Akal Bulus Oknum Polisi Nganjuk Rekayasa Kecelakaan Usai Habisi Selingkuhan

Jam : 07:38 | oleh -51 Dilihat
ilustrasi pembunuhan
ilustrasi pembunuhan

Nganjuk, ToeNTAS.com,- Wajah Sutiwo terus menunduk saat mendengarkan dakwaan dirinya yang dibacakan jaksa siang itu. Pria 34 tahun itu jadi pesakitan di Pengadilan Negeri (PN) Nganjuk dalam perkara pembunuhan selingkuhannya, Vicky Febrin Piawai.

Dalam dakwaannya, jaksa Issandi menilai Sutiwo melakukan pembunuhan berencana terhadap Vicky. Lantaran hal itu, jaksa menjerat oknum anggota Satlantas Polres Nganjuk itu dengan Pasal 338 KUHP dan 340 KUHP.

Sutiwo sebenarnya bukan pelaku tunggal, sebab ia menghabisi Vicky bersama Supriyadi, tenaga harian lepas di Satlantas Polres Nganjuk. Namun, Supriyadi keburu kabur dan belum tertangkap.

Sutiwo dan Vicky pertama bertemu pada tahun 2018. Saat itu Vicky terjaring razia lalu lintas dan terkena tilang. Vicky dan Sutiwo kemudian saling tukar nomor ponsel dan berkomunikasi intens.

Sutiwo yang sudah beristri kemudian kerap mengajak Vicky ke hotel dan melakukan hubungan badan. Hubungan terlarang mereka ini sempat terputus beberapa saat karena sudah jarang berkomunikasi lagi.

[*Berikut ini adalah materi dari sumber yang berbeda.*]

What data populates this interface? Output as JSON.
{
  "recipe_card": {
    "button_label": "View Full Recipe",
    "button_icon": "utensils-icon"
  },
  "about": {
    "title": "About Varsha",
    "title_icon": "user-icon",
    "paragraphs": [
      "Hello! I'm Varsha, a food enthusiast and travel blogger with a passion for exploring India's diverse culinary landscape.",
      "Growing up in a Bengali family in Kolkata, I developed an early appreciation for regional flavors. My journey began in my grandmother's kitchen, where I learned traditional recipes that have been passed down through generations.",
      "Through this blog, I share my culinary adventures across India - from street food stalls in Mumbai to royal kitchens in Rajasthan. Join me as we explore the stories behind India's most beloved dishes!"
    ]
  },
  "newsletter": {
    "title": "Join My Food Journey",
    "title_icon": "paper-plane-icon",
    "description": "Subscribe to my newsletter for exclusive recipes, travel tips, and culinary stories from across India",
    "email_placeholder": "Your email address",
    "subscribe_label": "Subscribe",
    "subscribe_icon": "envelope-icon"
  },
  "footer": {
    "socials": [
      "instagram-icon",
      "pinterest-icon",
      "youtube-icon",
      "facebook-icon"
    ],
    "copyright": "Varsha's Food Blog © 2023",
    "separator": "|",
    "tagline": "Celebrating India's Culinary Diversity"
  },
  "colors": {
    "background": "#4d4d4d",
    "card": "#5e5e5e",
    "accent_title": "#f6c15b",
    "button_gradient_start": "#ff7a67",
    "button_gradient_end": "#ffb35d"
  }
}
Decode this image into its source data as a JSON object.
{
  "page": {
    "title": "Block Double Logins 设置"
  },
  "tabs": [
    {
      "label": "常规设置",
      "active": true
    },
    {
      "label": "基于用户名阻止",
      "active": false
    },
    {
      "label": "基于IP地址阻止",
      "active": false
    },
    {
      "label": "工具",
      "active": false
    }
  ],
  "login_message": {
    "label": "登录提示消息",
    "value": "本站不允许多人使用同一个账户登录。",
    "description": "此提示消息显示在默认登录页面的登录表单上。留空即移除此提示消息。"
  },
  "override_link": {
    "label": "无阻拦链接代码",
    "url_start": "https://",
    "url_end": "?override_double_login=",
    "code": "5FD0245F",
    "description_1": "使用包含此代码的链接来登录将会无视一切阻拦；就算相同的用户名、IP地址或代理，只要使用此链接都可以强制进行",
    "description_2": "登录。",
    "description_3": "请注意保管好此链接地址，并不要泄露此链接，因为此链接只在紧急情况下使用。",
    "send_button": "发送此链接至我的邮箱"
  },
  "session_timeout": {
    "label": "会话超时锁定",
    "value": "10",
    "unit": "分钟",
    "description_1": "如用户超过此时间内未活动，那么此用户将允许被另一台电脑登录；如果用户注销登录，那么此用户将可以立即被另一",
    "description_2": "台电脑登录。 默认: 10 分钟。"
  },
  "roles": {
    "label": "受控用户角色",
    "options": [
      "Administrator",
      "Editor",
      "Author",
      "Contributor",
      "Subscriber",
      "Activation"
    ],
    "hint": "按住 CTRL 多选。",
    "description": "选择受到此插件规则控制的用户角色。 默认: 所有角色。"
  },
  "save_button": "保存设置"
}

Namun, Vicky tiba-tiba menghubungi Sutiwo lagi dan mengaku telah hamil selama 4 bulan. Mendengar hal itu, Sutiwo panik dan mencoba memberi uang kepada Vicky Rp 8,5 juta.

Namun bukan uang yang diminta, perempuan 28 tahun itu kekeh meminta tanggung jawab benih yang dikandungnya kepada Sutiwo. Kebingungan, Sutiwo lalu meminta saran kepada Supriyadi.

Supriyadi kemudian menyarankan untuk menghabisi Vicky. Saran jahat ini rupanya disetujui oleh Sutiwo. Rencana pembunuhan selanjutnya disusun dan dilaksanakan pada Jumat malam, 29 Maret 2019.

Dengan mengendarai mobil, Sutiwo dan Supriyadi kemudian menyusul Vicky untuk keluar rumah. Mereka janjian bertemu di sekitar Rumah Sakit Islam Aisyiyah. Motor milik Vicky yang ditumpangi selanjutnya dititipkan di parkiran rumah sakit.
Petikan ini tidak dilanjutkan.